林晚星摸着口袋里皱巴巴的汇款单,那上面印着某私立精神病院的logo。她把诊断书撕碎冲进马桶,碎纸屑打着旋儿消失的刹那,想起七岁那年第一次穿上芭蕾舞鞋,母亲抚摸着她的脚背说:\"我们星星是要站上巴黎歌剧院的人。\"
(四)
决赛前夜,林晚星蜷缩在道具间给膝盖注射封闭针。月光透过气窗在墙上切割出铁栏杆的阴影,冰凉的药液推入血管时,她数着窗外的梧桐叶,一片两片三片,像在数这些年错过的春天。
舞台灯光亮如白昼的瞬间,她看见观众席第三排坐着穿病号服的妹妹。十二岁的女孩举着歪歪扭扭的应援牌,上面用荧光笔涂着\"姐姐是黑天鹅公主\"。这是她们约定好的暗号——当妹妹画出完整的天鹅,就代表母亲今天没有发病。

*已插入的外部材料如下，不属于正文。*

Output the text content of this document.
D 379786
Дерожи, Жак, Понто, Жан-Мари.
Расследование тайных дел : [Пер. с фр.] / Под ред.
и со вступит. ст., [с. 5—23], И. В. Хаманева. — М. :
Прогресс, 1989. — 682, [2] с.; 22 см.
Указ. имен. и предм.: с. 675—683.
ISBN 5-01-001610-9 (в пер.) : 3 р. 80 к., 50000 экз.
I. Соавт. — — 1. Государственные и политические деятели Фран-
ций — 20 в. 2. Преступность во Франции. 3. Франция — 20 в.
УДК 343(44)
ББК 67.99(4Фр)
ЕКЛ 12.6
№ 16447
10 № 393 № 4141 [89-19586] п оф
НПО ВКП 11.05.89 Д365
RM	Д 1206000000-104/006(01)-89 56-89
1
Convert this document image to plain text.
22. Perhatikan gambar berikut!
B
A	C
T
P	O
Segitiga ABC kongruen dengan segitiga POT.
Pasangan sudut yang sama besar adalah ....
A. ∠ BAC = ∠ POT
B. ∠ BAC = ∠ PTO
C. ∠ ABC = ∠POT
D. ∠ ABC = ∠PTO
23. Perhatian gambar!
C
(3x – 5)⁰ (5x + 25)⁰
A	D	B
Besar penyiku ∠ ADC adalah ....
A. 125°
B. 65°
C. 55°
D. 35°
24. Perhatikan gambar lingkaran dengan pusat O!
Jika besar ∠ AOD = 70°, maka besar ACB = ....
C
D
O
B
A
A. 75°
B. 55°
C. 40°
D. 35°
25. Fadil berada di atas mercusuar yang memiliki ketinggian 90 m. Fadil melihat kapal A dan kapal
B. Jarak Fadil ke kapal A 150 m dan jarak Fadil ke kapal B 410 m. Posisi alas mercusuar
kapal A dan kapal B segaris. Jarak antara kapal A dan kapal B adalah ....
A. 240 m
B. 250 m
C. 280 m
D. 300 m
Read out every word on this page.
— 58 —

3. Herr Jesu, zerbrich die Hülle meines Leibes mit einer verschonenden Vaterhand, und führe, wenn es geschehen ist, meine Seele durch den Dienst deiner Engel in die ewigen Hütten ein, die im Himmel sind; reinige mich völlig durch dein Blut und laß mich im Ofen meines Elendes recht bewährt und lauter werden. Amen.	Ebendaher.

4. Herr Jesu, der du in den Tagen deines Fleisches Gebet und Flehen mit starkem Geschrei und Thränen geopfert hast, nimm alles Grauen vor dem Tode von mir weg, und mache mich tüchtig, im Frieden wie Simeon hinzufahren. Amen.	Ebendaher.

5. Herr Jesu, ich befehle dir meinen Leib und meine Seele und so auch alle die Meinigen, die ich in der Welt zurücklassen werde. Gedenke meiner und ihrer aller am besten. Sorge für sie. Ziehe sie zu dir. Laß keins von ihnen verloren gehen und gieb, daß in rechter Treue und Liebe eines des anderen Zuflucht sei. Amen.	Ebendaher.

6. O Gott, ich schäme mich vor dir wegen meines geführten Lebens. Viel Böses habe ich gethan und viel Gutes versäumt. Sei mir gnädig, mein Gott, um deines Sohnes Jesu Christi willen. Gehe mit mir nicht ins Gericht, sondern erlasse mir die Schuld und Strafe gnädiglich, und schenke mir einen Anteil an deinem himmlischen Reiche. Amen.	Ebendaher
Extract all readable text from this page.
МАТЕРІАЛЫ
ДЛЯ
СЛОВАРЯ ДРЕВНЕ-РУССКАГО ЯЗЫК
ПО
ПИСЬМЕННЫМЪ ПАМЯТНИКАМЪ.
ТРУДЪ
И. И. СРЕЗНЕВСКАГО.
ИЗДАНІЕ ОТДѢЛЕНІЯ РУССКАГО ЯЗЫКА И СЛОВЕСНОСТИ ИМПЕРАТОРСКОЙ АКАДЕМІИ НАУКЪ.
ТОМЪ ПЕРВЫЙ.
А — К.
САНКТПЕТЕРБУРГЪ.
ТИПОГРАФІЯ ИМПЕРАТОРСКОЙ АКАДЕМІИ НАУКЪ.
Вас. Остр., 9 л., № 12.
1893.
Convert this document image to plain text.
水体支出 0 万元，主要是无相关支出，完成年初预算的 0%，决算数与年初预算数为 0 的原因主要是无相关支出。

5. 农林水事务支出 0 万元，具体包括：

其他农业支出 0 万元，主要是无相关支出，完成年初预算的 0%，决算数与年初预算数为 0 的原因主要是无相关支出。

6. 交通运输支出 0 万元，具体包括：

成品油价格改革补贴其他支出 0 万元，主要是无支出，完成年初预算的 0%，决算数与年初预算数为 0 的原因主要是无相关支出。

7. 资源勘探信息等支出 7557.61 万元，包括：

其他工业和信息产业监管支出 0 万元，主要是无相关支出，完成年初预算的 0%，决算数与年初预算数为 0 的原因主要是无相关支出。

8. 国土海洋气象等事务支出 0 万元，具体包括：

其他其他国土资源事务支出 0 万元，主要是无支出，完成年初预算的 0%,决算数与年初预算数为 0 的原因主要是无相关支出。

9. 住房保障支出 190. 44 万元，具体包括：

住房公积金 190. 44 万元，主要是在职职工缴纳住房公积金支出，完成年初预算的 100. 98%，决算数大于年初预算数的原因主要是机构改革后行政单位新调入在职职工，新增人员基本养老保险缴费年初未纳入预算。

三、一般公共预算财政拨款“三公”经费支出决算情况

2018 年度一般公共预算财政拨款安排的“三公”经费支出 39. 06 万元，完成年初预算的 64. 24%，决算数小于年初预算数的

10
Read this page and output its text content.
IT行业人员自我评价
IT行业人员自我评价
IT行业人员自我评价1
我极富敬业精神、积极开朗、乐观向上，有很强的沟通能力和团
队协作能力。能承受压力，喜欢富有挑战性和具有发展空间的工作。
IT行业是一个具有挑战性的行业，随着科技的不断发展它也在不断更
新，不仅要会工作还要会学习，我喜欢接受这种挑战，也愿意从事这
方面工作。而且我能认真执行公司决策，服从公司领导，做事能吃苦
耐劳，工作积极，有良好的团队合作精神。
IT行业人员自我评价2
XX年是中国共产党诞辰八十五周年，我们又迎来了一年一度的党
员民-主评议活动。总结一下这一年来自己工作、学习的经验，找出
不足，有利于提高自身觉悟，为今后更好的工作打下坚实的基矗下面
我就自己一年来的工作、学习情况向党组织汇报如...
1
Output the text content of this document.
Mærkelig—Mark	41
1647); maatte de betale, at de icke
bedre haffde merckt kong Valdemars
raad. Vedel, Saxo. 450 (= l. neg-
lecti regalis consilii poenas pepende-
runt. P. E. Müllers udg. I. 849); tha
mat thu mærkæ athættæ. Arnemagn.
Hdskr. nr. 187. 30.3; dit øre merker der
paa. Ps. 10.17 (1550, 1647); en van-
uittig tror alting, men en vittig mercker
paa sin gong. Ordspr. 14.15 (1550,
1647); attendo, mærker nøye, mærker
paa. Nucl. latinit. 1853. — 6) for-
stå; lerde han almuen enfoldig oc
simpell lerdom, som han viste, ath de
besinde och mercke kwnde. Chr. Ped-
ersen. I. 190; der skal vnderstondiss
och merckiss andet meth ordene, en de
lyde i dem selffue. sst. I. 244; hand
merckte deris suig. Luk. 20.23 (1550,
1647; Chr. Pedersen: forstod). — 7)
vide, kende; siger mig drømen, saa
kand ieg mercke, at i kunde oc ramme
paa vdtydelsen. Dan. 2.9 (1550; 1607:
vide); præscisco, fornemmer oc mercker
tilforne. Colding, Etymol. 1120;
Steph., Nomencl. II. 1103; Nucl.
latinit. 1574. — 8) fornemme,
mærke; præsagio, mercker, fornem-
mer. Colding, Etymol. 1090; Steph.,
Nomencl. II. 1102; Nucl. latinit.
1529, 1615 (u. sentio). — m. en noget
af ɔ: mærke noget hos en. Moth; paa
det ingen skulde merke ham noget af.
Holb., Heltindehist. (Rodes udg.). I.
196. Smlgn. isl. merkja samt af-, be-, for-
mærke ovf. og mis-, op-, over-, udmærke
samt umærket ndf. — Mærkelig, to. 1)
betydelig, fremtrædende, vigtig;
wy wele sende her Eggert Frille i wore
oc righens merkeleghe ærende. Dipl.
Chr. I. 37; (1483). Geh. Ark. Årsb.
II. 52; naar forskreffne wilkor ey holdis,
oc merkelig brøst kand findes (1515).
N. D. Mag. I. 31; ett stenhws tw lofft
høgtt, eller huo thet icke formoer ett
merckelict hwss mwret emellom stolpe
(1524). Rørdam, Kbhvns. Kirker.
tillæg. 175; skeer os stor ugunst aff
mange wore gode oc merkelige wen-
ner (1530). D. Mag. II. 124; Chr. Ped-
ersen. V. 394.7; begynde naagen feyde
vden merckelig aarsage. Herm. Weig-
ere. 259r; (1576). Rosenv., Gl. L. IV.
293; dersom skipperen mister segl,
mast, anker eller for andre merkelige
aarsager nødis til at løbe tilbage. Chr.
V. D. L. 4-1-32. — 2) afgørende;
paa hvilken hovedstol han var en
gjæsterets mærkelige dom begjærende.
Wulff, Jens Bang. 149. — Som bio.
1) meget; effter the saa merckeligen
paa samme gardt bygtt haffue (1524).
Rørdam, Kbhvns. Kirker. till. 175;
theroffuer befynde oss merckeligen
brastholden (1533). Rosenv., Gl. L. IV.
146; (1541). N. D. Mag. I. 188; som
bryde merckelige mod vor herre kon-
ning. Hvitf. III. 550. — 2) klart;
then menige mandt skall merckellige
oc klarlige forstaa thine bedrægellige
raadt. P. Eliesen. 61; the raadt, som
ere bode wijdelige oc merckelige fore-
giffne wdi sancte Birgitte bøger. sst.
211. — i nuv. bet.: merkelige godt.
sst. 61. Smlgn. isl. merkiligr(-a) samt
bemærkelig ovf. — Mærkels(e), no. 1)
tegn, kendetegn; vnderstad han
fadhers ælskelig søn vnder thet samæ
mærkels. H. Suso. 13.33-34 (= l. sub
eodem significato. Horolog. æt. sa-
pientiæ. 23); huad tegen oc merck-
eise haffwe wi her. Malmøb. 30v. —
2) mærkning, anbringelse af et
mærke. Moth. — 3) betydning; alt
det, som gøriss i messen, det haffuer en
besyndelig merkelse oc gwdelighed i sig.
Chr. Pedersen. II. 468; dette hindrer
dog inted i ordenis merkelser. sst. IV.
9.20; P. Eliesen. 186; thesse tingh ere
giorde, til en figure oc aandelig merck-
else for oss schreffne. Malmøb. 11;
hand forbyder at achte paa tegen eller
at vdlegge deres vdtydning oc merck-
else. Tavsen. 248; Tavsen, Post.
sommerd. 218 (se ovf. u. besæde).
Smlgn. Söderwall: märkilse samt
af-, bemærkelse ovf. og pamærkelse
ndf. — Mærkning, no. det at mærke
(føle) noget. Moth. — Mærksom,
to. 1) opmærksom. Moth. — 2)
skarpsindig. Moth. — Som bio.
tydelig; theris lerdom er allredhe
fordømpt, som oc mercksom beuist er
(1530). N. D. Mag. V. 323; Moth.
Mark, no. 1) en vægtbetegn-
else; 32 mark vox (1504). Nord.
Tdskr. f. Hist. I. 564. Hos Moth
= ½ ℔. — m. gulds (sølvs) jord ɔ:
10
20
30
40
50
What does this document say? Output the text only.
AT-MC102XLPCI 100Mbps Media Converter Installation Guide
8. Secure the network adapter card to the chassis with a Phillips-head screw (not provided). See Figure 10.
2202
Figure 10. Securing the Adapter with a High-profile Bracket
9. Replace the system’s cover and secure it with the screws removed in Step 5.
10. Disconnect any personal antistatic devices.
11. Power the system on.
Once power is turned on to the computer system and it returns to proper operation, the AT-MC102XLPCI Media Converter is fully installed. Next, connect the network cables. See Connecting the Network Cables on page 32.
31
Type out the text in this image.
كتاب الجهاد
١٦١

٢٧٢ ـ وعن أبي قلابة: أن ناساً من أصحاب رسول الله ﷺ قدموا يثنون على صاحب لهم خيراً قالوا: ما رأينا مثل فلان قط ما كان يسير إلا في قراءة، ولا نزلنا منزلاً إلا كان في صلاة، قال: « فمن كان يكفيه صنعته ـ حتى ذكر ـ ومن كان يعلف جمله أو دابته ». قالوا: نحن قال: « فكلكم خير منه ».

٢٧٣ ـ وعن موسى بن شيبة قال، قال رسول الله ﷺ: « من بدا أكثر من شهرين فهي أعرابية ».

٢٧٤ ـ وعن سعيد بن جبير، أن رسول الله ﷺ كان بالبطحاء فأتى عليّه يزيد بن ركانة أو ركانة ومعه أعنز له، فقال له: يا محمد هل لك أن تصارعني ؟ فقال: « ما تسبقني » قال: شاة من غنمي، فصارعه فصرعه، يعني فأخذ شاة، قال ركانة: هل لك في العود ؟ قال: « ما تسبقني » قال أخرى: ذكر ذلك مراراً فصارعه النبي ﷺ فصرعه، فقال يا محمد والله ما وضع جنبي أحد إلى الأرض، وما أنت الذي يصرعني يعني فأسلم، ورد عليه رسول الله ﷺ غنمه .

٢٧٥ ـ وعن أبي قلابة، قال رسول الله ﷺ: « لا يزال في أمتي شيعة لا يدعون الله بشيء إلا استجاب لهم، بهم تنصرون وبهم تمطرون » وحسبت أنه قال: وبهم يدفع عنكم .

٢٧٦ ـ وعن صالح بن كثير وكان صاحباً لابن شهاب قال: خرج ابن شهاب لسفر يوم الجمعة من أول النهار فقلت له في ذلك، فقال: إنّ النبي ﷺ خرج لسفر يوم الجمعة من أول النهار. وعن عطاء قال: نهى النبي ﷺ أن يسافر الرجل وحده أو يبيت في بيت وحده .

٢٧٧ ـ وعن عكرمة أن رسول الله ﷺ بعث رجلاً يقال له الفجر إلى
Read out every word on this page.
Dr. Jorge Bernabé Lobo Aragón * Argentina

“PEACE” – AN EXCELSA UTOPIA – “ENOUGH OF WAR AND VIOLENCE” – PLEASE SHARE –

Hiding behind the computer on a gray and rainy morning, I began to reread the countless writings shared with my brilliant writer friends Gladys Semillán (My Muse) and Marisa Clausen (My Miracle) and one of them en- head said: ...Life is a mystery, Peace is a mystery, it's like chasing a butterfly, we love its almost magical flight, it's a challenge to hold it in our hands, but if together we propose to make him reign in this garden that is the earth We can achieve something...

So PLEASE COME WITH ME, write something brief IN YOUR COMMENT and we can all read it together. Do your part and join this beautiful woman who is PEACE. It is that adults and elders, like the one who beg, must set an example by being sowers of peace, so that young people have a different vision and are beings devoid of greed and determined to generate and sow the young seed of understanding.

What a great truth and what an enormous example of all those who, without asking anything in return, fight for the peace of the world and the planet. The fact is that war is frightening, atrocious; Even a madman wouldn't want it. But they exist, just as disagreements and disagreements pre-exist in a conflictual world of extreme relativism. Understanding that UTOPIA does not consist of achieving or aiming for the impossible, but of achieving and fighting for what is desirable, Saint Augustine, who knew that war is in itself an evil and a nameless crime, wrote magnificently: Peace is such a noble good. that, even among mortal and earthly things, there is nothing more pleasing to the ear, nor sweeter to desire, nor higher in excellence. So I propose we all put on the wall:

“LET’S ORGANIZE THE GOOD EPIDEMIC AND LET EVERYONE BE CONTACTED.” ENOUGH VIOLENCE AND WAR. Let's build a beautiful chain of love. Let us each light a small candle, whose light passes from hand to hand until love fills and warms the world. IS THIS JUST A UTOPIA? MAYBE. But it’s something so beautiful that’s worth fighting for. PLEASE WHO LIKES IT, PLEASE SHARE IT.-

起跳的瞬间,她听到身体里传来冰层开裂的脆响。这次疼痛来得铺天盖地,仿佛有人把她的腿骨塞进了碎纸机。在完成最后一个腾空跃时,膝盖终于背叛了意志,她像折翼的鸟般重重砸在舞台上。
(五)
手术室的红灯亮起时,苏棠在垃圾桶里翻出二十多张未拆封的缴费单。最下面压着泛黄的笔记本,某页潦草地写着:\"2月17日,注射封闭针x2;3月2日,典当舞鞋\"最后一行字被血迹晕染得模糊不清:\"如果我的腿能换妹妹十年安稳\"
林晚星在麻醉失效前看见了走马灯。七岁的自己正在老旧居民楼的天台跳舞,生锈的铁门在风中吱呀作响,母亲在晾衣绳下哼着《天鹅湖》的旋律。那时她们还不知道,三小时后父亲会从建筑工地坠落,不知道那辆货车将在雪夜改变人生轨迹,更不知道命运早已在每个人身上系好绞索。
监护仪发出刺耳长鸣时,窗外飘起了细雪。妹妹蜷缩在等候椅上画完了第一百只天鹅,羽毛终于丰盈如云,而精神病院的缴费单刚刚划过自动扣款成功的提示音。